HitBliss, a new service in private beta trial right now, has addressed this problem by giving the media consumer a way to avoid interruption but not advertising (a la iTunes) or watching ads of their choice in a time of their choosing.
Co-founder Sharon Peyer spoke at MediaPost’s recent Video Insider Summi, and I asked her about HitBliss' challenges, successes and lessons in the first two months. Here’s what I learned:
Why is HitBliss necessary?
Current digital models don’t address the reality that
1) Viewers don’t want intrusive, interruptive ads
2) Publishers aren’t making enough on the ads that run
HitBliss proves that consumer content has value by inviting the viewer to share in the cost through verified attention to ads or by paying cash. It produces a quid-pro-quo exchange for content. In earning money that can be used to purchase content by viewing ads, viewers must click on “prompts” as they play to insure they are really watching. Advertising waste is eliminated, and consumers no longer need to be bombarded with ads that will never be seen and subsequently trained to avoid ad interruptions at all costs.
This concept doesn’t fit into current channels of ad buying. There is an educational effort needed for buyers to understand the benefits of unbundling content from advertising and asking the consumer to willingly participate in paying for content with their attention or money. HitBliss’ buying console allows advertisers/agencies to place auction-based, audience-targeted buys -- much like search, but unusual for T/V.
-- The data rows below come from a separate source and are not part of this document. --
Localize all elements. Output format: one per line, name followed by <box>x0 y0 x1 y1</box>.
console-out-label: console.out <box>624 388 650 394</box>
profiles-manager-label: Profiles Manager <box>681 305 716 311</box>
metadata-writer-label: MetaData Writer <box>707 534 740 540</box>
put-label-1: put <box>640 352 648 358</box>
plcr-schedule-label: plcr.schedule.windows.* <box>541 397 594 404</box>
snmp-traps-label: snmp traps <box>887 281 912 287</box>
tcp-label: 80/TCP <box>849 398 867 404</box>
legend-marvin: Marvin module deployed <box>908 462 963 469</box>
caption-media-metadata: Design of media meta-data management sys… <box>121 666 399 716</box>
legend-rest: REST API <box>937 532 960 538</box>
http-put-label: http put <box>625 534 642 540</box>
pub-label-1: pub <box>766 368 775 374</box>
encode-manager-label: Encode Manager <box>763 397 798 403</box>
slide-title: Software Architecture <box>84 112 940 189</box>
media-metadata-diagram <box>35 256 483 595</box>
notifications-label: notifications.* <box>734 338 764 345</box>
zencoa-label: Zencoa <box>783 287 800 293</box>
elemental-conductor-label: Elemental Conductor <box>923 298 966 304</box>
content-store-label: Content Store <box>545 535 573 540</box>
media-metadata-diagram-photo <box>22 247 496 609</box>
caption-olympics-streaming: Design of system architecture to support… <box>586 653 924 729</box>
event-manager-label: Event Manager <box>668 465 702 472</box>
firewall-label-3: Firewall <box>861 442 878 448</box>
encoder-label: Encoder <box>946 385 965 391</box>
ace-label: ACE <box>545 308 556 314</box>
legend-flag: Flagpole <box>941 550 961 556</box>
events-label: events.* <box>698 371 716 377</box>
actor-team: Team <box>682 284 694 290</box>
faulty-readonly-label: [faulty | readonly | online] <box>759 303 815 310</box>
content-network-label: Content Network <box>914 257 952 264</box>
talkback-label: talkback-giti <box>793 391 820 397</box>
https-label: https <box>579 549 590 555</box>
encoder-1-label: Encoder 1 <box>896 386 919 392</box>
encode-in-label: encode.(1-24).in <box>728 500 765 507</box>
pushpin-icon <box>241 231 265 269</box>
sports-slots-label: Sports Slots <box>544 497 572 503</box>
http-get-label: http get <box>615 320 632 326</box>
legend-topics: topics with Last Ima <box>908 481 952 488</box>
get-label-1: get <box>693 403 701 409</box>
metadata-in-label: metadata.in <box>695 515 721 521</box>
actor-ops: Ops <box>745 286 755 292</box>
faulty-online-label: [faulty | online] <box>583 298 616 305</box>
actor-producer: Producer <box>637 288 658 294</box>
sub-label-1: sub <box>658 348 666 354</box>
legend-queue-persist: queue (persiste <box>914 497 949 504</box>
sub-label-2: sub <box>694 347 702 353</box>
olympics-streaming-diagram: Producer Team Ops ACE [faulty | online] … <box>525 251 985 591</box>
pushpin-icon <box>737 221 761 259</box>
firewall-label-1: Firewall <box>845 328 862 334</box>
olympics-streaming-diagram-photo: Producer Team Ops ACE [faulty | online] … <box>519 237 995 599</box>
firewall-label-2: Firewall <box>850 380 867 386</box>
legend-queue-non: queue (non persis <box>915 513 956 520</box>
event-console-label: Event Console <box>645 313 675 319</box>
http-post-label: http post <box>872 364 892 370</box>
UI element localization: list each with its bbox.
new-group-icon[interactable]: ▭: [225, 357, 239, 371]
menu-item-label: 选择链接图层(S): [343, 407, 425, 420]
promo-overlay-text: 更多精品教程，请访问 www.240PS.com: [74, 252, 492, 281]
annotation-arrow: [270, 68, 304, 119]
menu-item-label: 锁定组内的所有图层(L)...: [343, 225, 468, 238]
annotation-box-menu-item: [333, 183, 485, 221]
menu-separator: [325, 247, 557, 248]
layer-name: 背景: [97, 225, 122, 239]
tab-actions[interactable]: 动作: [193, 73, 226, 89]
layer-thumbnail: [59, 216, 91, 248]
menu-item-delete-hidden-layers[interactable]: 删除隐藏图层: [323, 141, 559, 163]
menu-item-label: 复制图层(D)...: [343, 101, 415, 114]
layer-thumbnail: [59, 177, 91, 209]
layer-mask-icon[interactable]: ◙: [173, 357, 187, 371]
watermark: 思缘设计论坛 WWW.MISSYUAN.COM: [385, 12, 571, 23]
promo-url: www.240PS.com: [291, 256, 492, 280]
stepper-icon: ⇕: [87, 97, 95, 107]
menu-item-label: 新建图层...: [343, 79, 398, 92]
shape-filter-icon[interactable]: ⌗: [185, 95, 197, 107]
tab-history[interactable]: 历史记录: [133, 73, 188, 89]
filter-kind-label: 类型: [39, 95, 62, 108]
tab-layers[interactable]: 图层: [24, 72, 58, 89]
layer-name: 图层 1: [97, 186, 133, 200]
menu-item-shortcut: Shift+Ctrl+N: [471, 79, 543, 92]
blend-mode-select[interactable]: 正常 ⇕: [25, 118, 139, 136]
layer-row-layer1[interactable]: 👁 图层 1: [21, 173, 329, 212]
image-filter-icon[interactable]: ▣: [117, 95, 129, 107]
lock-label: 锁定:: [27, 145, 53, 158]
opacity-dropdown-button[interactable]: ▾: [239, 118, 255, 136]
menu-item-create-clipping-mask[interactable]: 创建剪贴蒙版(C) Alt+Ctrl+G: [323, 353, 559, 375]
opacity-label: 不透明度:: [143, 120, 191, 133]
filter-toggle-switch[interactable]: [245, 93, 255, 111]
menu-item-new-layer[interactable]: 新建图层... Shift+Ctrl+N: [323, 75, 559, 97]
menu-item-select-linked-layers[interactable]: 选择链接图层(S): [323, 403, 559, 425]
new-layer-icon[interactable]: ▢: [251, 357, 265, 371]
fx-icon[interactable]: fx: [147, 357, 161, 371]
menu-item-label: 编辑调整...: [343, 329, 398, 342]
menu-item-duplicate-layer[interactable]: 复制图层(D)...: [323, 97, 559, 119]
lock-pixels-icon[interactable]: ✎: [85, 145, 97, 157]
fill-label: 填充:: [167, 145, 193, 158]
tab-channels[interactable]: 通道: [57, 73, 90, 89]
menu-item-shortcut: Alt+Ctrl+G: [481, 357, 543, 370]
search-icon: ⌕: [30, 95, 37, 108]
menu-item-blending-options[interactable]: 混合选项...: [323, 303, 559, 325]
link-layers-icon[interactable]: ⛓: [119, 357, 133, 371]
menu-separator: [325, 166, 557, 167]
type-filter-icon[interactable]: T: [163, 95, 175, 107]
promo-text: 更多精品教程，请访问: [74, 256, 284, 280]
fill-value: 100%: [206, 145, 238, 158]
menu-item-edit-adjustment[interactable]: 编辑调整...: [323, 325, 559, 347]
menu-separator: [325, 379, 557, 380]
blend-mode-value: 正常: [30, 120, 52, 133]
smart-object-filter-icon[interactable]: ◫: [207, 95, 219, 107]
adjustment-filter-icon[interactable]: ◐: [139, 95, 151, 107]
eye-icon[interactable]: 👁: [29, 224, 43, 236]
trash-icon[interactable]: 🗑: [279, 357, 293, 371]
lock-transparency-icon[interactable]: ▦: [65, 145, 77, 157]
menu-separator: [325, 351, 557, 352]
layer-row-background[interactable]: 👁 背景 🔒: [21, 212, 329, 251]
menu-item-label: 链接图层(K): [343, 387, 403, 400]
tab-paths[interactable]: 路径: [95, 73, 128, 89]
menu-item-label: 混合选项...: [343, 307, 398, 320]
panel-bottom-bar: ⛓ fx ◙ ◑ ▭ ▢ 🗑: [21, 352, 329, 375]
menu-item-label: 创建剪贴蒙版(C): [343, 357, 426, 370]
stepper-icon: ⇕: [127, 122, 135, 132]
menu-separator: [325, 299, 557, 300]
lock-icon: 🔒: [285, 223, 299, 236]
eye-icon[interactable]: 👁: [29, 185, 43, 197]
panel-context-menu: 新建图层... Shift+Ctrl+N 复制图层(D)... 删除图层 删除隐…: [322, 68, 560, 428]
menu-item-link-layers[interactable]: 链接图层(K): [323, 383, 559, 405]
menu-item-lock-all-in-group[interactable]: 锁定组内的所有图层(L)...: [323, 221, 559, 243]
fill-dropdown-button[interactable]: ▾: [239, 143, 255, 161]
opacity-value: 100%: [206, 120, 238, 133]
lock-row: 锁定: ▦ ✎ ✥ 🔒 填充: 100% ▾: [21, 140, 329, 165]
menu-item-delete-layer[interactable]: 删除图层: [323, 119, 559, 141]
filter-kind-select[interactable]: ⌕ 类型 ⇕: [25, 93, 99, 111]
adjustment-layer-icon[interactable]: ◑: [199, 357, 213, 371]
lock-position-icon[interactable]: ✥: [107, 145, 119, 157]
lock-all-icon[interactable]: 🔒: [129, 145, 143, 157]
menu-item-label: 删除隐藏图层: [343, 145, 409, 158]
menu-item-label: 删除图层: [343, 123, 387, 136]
What will HitBliss be down the road?
A payment platform that does not just deliver ads, but gathers real money to pay for a variety of content in two ways:
1) Advertisers paying to reach defined audiences with little/no waste
2) Viewers paying cash if they don’t want advertising
While premium T/V and movies are the “beachhead” content for now, in the future HitBliss can be used by any company that wants to monetize content: gaming sites, text-based articles behind pay-walls, music sites, subscription media platforms and even VOD for cable and satellite systems.
What has HitBliss learned so far?
Consumers respond favorably to the idea that they have control over their ad experience and their privacy settings. Third-party research for one campaign showed 85% of surveyed viewers found the experience a positive one. Attentiveness measures are 4x non-HitBliss models. Comments from users included a statement that this model wasn’t advertising, because it helped make the browser experience more productive. (I guess advertising is seen by that respondent as nonproductive). Ad completion rates are far higher than pre-roll.
I really like this approach. It does two things that fix the current paradigm of ad-supported T/V which I see as a broken cat-and-mouse game where disengaged eyeballs are chased by way-too-many interruptive messages.
1) It separates content from ad support. Who says that ad viewing needs to be adjacent to content? That was necessary when program demographics were a surrogate for ad viewing targets. Now with behavioral and addressable targeting technology available, why not let self-identified viewers earn their uninterrupted T/V viewing by choice when and where it is most convenient for them?
2) It provides never-before-seen levels of transparency for all parties. Consumers have control over which ads they see when and where, and what information can be used for advertiser targeting. This is presented in an easy-to-manage way (unlike Facebook, where privacy confusion is a pathway to “retention”). Advertisers know which ads are requested and completed, paying only for tracked and reported engagement (the ads pause when volume is too low, when prompts aren’t responded to and when other documents are opened over the HitBliss page).
Fresh new thinking like HitBliss is inspiring, and provides hope that better ad-supported T/V models will arrive in the not-too-distant future.